- The Washington Times - Thursday, April 7, 2011


Unfortunately, nearly 10 years after Sept. 11, 2001, commentators and public officials too often continue to repeat inaccurate information about the connection between those tragic events and foreign students (“Closing the loophole on student visas,” Commentary, March 31).

It is not the case, as Rep. Gus Bilirakis, Florida Republican, states, that “several Sept. 11, 2001, terrorists overstayed their student visas.” In fact, just one of the 19 terrorists entered the country on a student visa; the other 18 had tourist or business visas. This has been confirmed by the 9/11 Commission and by then-Immigration and Naturalization Service and Department of State officials. Somehow foreign students make for easy scapegoats. The reality is that they are already exhaustively tracked - more so than any other non-immigrant visitor - and there is no evidence that would-be terrorists use students visas more often than they use any other type of visa to enter the United States.

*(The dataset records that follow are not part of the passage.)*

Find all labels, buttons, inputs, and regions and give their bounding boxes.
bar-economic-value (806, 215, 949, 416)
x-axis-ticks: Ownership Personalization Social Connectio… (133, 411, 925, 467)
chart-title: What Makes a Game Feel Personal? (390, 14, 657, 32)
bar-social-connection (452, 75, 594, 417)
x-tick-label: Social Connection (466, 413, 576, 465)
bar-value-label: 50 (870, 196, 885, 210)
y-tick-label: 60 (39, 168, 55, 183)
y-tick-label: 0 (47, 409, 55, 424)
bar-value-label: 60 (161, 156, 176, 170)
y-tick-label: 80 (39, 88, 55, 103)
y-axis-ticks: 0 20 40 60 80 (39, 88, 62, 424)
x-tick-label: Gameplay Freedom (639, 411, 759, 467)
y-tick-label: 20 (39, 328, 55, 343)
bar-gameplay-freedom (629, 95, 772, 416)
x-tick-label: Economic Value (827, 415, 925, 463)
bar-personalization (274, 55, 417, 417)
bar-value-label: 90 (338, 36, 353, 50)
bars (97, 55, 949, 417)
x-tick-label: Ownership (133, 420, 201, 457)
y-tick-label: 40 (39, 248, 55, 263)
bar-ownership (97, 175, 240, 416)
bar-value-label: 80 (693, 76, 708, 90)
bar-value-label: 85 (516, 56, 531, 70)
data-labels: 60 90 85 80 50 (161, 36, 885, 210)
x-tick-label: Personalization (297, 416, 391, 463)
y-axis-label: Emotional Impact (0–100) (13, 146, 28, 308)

That said, we strongly support efforts to limit the ability of individuals to abuse the foreign student visa system. Appropriately, the Student and Exchange Visitor Program, which manages the foreign student tracking system, is working to tighten its procedures for certifying schools to issue the documents needed to obtain student visas. The reality is that no system is immune to abuse. No matter how many layers of security we impose, we will never be able to know everything about people’s intentions.

What we do know is that over the years, few things have been more valuable to America’s security than the goodwill and connections of foreign students who have studied here and gone home to assume leadership roles in their countries. We cannot afford to squander this resource. To be sure, we must be serious about our security. But we must be careful not to close off the best assets we have for preserving that security.